You are always on my mind

            You are always on my mind

           

             I didn’t get to tell you

            How much you meant to me

            I didn’t get to kiss you

            Or hug you or bounce you on my knee

 

            But you are always on my mind . . .

 

 

 

2 thoughts on “You Are Always On My Mind

  1. I am very sorry for your loss. My wife and I suffered the same loss forty-one years ago. There was nothing that the doctor had anticipated that my wife would lose our child, in a trip to the bathroom (you know what I mean). The memory of such a special person, whom Hillary said has no constitutional rights, doesn’t go away. You can imagine why she used those words. (I’m sorry for rambling). Reading your story was difficult for me… I was a guest speaker at a church about four years ago. As I was meeting with the church leaders prior to the time that I would be speaking, I received a thought (guess who gave it to me), which I turned into a question. I asked those men if anyone in the congregation had recently lost a child; they acknowledged that there was such a woman who would be present. Prior to my stepping to the pulpit, a man very discretely pointed to that special woman; she was seated to my right, as I looked into the sanctuary, about one third of the way down that aisle; she had dark hair.

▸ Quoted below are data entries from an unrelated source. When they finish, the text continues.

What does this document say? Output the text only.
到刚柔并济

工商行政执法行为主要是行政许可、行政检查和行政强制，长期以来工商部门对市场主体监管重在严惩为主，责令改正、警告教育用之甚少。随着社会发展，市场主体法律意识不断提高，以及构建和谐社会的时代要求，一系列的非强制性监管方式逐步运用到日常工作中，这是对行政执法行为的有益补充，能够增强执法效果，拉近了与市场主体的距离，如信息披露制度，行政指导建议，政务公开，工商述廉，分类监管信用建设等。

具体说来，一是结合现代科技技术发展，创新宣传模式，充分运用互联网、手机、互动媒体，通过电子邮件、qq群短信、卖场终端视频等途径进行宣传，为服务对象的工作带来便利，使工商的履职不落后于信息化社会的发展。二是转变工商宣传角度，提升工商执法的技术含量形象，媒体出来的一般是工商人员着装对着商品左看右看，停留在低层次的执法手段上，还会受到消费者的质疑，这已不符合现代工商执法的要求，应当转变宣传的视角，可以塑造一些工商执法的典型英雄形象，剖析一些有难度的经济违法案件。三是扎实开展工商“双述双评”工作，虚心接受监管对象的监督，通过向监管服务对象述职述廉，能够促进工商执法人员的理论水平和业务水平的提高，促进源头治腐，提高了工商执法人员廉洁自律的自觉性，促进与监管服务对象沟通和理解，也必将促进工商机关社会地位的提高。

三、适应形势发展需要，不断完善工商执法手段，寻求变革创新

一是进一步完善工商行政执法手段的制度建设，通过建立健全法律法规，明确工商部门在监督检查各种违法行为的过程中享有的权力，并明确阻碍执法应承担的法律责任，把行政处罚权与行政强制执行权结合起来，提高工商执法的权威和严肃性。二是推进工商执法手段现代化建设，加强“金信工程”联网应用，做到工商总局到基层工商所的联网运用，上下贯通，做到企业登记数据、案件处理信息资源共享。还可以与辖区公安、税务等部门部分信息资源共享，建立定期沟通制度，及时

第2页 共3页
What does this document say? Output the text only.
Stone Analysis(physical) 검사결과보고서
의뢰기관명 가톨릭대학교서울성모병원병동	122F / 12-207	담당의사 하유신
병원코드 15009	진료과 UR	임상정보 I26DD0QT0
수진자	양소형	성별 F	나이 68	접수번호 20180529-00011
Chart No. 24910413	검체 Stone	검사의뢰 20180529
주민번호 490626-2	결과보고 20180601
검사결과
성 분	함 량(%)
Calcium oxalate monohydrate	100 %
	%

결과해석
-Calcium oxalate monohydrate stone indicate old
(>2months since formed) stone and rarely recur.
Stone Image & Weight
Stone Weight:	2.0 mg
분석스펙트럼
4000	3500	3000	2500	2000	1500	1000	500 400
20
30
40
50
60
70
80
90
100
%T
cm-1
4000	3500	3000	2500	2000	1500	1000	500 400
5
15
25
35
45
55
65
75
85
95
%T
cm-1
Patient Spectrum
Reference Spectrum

I felt great compassion and pain for the woman.. Before I began speaking my message to the church, I mentioned that the words would be for a special person, without identifying the person. I sang, without music, “His eye is on the sparrow.:” it was difficult. In my message, I spoke about astronauts, and that, regardless of the distance that they may fly away from our earth, even if their flight may never end, God’s Presence would always be with them; He would never leave them… I trust that you will always know that your child is in the Presence of God, and will never be elsewhere. Btw, Dr. Louis Pasteur developed the law of biogenesis. He stated that life comes from existing life; I believe his belief. … Btw, thank you very much for following my blog. I am not a pastor.